Я еще в силах разобрать твои доводы. Ты оправдываешь жену мою, хочешь весь гнев мой обратить на Галицкого. Друг мой, жена моя не нуждается в оправдании, скажу тебе более: и Галицкий прав.
Да что же мне из этого: разве в моем положении идея о справедливости доступна до меня, разве она может получить практическое применение? Я знаю без тебя, и она права, и он прав, и я буду прав, если жестоко отомщу им обоим.
Раненый солдат с бешенством лезет на неприятельскую колонну: разве он думает о том, что может убить не того человека, который его ранил? что даже и ранивший его не виноват перед ним?
Я в отчаянии, я хочу мстить, и придет ли мне в голову подумать о результате моего отчаяния?
Да что я говорю: я хочу мстить! В том-то и дело, что у меня нет решимости даже на это злодейское намерение. А если б была решимость, у меня нет средств для мщения. Что мне делать с этим ребенком, который сам не понимает того, что он настряпал! Не армянин же я, чтоб похаживать с кинжалом около «злодея» и «изменницы»[54], я не обладаю тем искусством, с которым иной важный господин умеет каждую минуту терзать несчастную свою жену, заставлять ее платить годами мучений за час заблуждения, да еще заблуждения ли?
Ты говоришь, чтоб я призвал на помощь свой разум и обратил бы его против страсти. Ты советуешь мне призвать на помощь и философию, и остатки идеальных чувств, и привязанность к когда-то любимым теориям. Ты как будто забыл, что я человек, и человек влюбленный, — что доктринерствовать и строить теории легко на литературном вечере, легко в романе, а не в жизни... Призвать разум! Да против кого? Не против страсти ли? Хорошо, если бы дела шли так ровно и разум знал бы только бороться со страстью. А во мне разум борется с разумом, страсть идет против страсти, я распался на два разума, страсть моя разделилась надвое, и страшное междоусобие это не кончилось, и я не знаю, чем оно кончится.

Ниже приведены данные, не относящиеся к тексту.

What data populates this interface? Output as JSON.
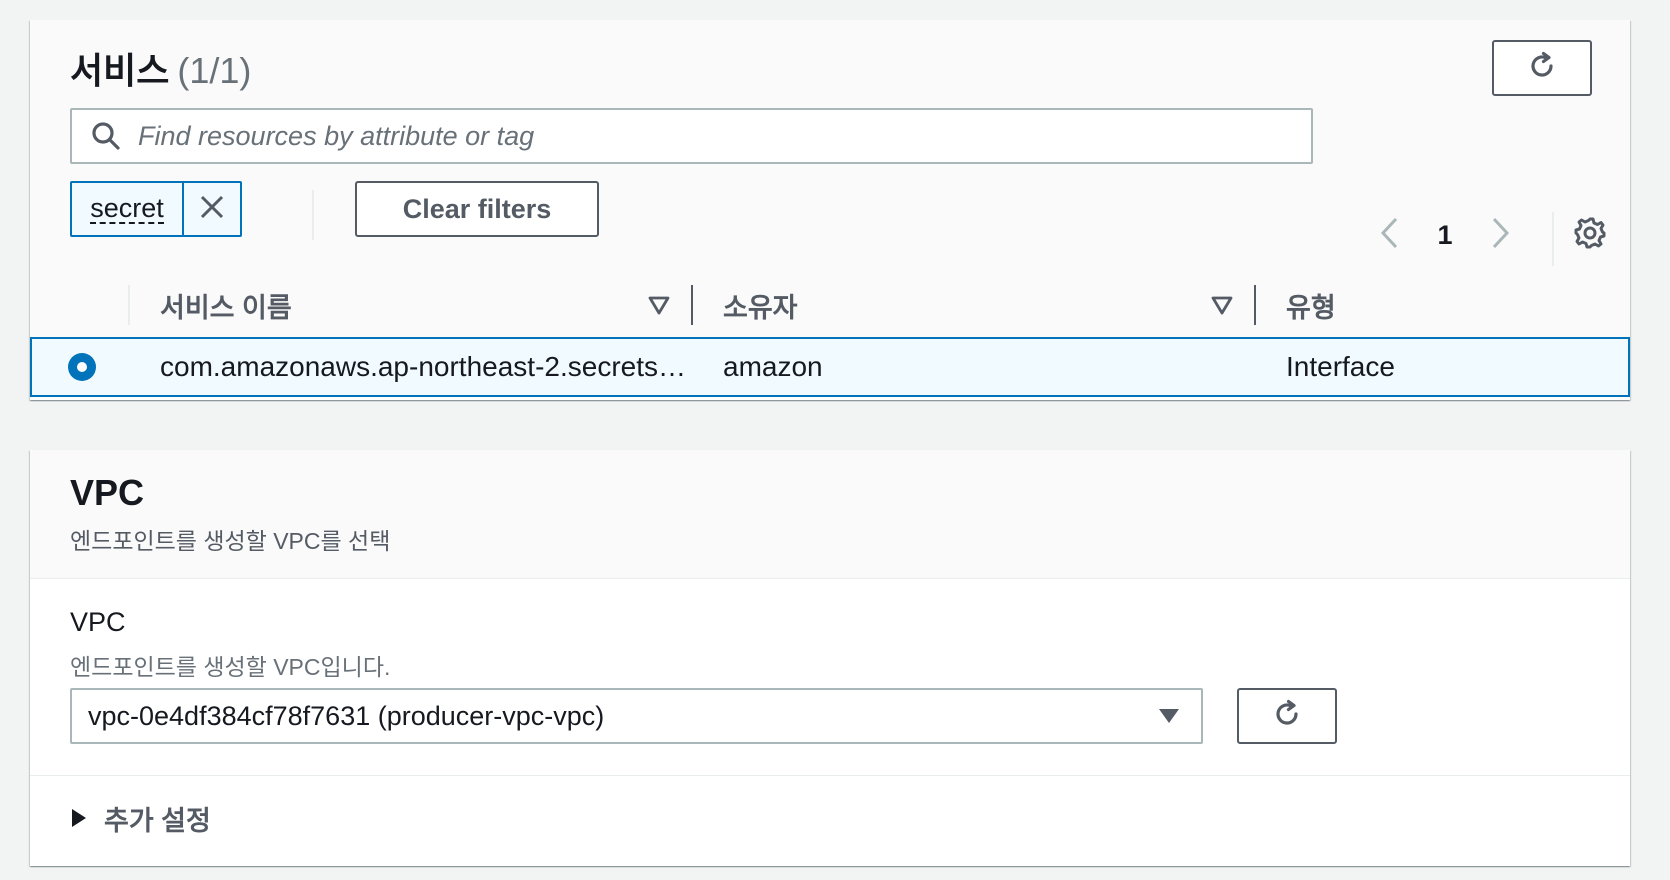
{
  "services_panel": {
    "title": "서비스",
    "count": "(1/1)",
    "search_placeholder": "Find resources by attribute or tag",
    "filter_token": "secret",
    "clear_filters_label": "Clear filters",
    "page_number": "1",
    "columns": [
      "서비스 이름",
      "소유자",
      "유형"
    ],
    "rows": [
      {
        "name": "com.amazonaws.ap-northeast-2.secrets…",
        "owner": "amazon",
        "type": "Interface",
        "selected": true
      }
    ],
    "icons": {
      "refresh": "refresh-icon",
      "search": "search-icon",
      "token_remove": "close-icon",
      "prev": "chevron-left-icon",
      "next": "chevron-right-icon",
      "settings": "gear-icon",
      "sort": "caret-down-icon"
    }
  },
  "vpc_panel": {
    "title": "VPC",
    "description": "엔드포인트를 생성할 VPC를 선택",
    "field_label": "VPC",
    "field_description": "엔드포인트를 생성할 VPC입니다.",
    "selected_vpc": "vpc-0e4df384cf78f7631 (producer-vpc-vpc)",
    "additional_settings_label": "추가 설정"
  },
  "colors": {
    "background": "#f2f3f3",
    "accent": "#0073bb",
    "selected_row": "#f1faff",
    "text": "#16191f",
    "secondary_text": "#545b64"
  }
}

Я могу решиться на позорное дело, несмотря на мое отвращение к злодейству, могу кончить любовь мою жалкою трагедиею, но среди всеобщей ненависти, я знаю, ты один не обвинишь меня; я раскрыл перед тобою состояние моего духа.
Я не могу отвечать и за следующий день; может быть, я явлюсь героем великодушия; — люди поглупее окрестят меня графом Монте-Кристо, пламенные юноши почтут меня новым Жаком[55], только ты один знай, что в моих поступках не может быть ни злодейства, ни великодушия...

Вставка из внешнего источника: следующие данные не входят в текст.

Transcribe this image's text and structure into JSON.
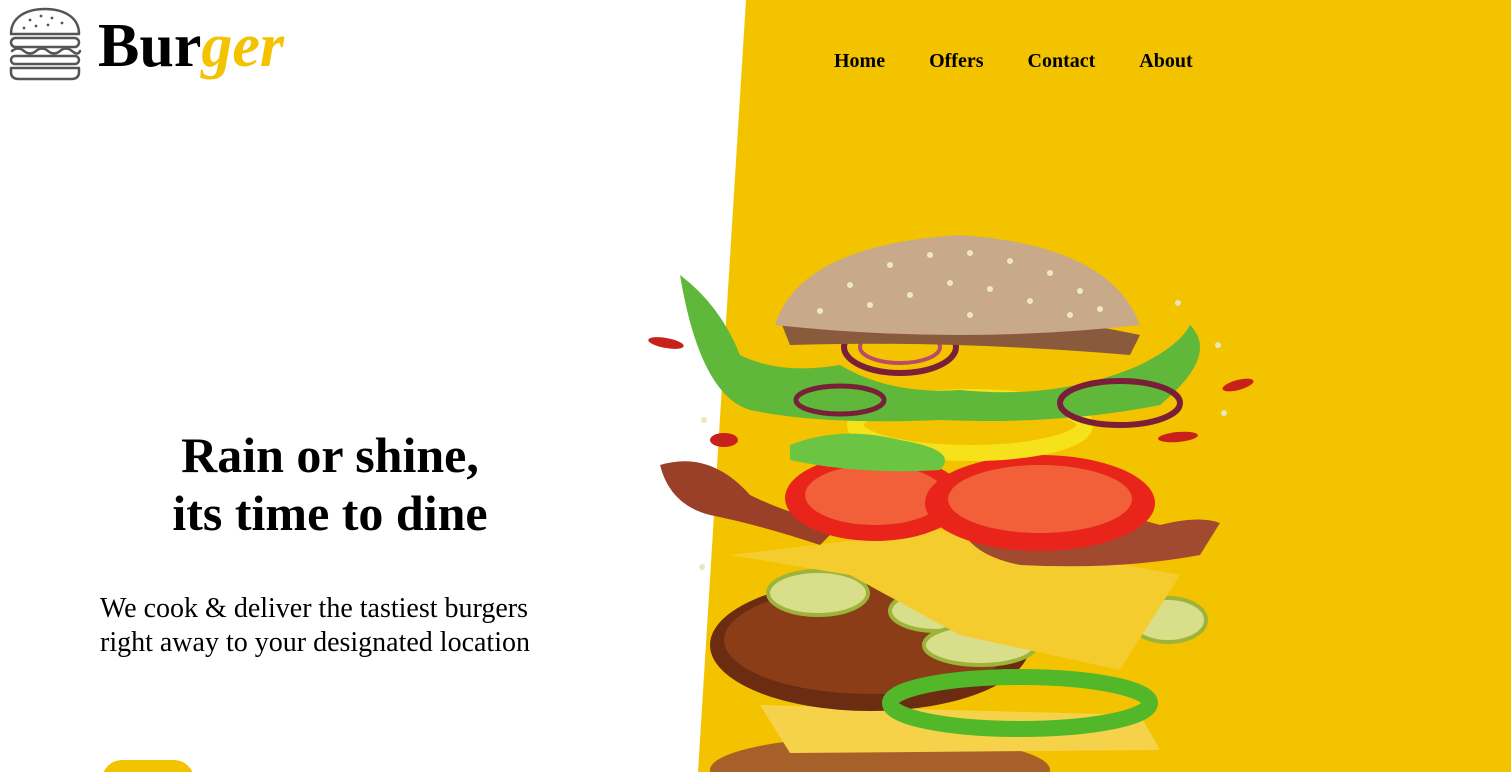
{
  "brand": {
    "prefix": "Bur",
    "accent": "ger"
  },
  "nav": {
    "items": [
      {
        "label": "Home"
      },
      {
        "label": "Offers"
      },
      {
        "label": "Contact"
      },
      {
        "label": "About"
      }
    ]
  },
  "hero": {
    "title_line1": "Rain or shine,",
    "title_line2": "its time to dine",
    "text_line1": "We cook & deliver the tastiest burgers",
    "text_line2": "right away to your designated location"
  },
  "icons": {
    "logo": "burger-outline-icon",
    "hero_image": "burger-photo"
  },
  "colors": {
    "accent": "#f3c300",
    "text": "#000000",
    "background": "#ffffff"
  }
}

Я слаб перед судьбою: пусть обстоятельства решают и мою, и ее, и его участь; я умываю руки; у меня нет сил действовать!
Ты кончаешь свое письмо язвительными выходками против Гименея, восхваляешь мне выгоды гордого одиночества, говоришь, что права женщин святы, что женской любви никто не предписывает законов...
Прекрасные речи, дельные, хоть давно избитые замечания, а за ними опять «право», опять отвлечения, опять холодные истины!..
Какая мне нужда до прав женщины, что мне за надобность знать теорию любви, изведать ее основные законы. Все это слова и слова.
В настоящую минуту для меня не существует ни общества с его предрассудками, ни женщин с непризнанными правами. Общество может оскорблять меня, может хвалить меня, женщины могут все исчезнуть с лица земли, могут возмутиться против мужчин, положение мое ни на волос не переменится от всего этого.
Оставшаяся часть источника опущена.